Heffernan is a talented writer who sometimes writes about technology, which is made by science and not by angels. This essay can’t be a good career move. As Hamilton Nolan tells Heffernan at Gawker: “you should probably expect that, from now on, when people read your musings on, say, the future of internet communications, they might stop, in a moment of gathering doubt, and recall that you are a science-phobic angel-believing climate change skeptic, and that therefore your dedication to facts is somewhat in question.”

She has written ignorant things about science in the past, though, including a New York Times Magazine piece about science blogs that recommended a notorious climate-change denier’s blog. She lumped it with Scientific American’s website, which must be one of the most embarrassing endorsements in that magazine’s 168-year history.

The only glimmer of reason in the new essay comes when she critiques evolutionary psychology analyses of sex roles, but she misses the point that the most sophisticated and vehement critiques of evolutionary psychology come from other scientists, particularly evolutionary biologists, who are trying to make their colleagues adhere to scientific standards—rather than to the literary or narrative standards that Heffernan finds so persuasive.
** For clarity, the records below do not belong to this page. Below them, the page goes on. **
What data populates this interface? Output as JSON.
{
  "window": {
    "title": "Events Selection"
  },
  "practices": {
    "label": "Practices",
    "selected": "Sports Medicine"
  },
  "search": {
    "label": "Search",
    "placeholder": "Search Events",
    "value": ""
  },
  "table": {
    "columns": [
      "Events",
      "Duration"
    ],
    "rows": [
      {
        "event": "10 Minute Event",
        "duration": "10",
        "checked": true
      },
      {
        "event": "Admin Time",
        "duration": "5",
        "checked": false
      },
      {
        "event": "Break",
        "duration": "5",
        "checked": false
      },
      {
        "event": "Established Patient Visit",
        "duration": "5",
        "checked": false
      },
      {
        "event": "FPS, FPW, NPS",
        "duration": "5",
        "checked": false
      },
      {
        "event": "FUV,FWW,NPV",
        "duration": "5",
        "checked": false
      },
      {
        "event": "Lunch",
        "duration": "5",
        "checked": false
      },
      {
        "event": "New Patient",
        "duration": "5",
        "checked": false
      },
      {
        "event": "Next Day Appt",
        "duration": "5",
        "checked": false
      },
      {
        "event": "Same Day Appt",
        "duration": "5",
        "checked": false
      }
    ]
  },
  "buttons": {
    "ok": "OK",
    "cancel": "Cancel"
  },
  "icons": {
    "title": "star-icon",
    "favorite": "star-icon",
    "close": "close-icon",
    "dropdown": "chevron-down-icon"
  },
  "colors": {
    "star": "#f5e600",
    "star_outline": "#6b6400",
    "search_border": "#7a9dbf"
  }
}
Evolution is a theory the way gravity is a theory. It’s not a story or an aesthetic choice or one side of a debate; it’s the way the world works. Everything we know about geology, paleontology, isotope chemistry, genetics, taxonomy, experimental biology, biomedicine, biochemistry, paleoanthropology, and yes, in some cases even psychology … all of it enriches our understanding of evolution. Whatever levels of analysis you care to use, from molecular to planetary, they all mutually reinforce the discovery that all living things evolve through a process of natural selection. Absolutely nothing in the 154 years since Origin was published has undermined the theory.

If Heffernan were claiming that the Earth is the center of the universe or that it’s turtles all the way down, I’d just shake my head in disbelief and move on. But creationism matters. It’s a powerful political and social force. Heffernan says she may be the only creationist in New York City, but that is unlikely given that only 44 percent of the U.S. population believes in evolution. Her Facebook feed is now full of seemingly educated people who are thanking her for the essay and saying they agree with her.

People, please. This is important. You may feel clever debating evolution and creationism in New York City, but stop by a school in Louisiana sometime. The Louisiana Science Education Act allows creationism to be taught there. In science class. Gov. Bobby Jindal, a biology major at Brown, endorses spending millions of dollars in state money to support the teaching of creationism. The National Center for Science Education keeps track of similar efforts in other states: Kansas, Oklahoma, Indiana, and more. If you endorse creationism, you’re giving comfort to people who brainwash children and prevent them from learning about the most powerful and fascinating discoveries people have ever made.

And science is fascinating. As Carl Zimmer pointed out in an epic Twitter war with Heffernan, dismissing the evidence for evolution betrays a profound lack of curiosity. Their 140-character bits of back-and-forth show that she really does think of creationism and evolution merely as competing narratives: “What I believe is stories—hodgepodge of magic & facts—like what you believe. What I do is: aim to be kind.” (She apparently thought people who tweeted about evidence for evolution were being mean. Zimmer has devoted his career to telling excellent stories about evolution—stories that are true. He’s entitled to be incredulous.) Heffernan is simply wrong. There is no hodgepodge. Creationism and evolution aren’t equivalent stories to be believed or not. Creationism is magic and evolution is facts.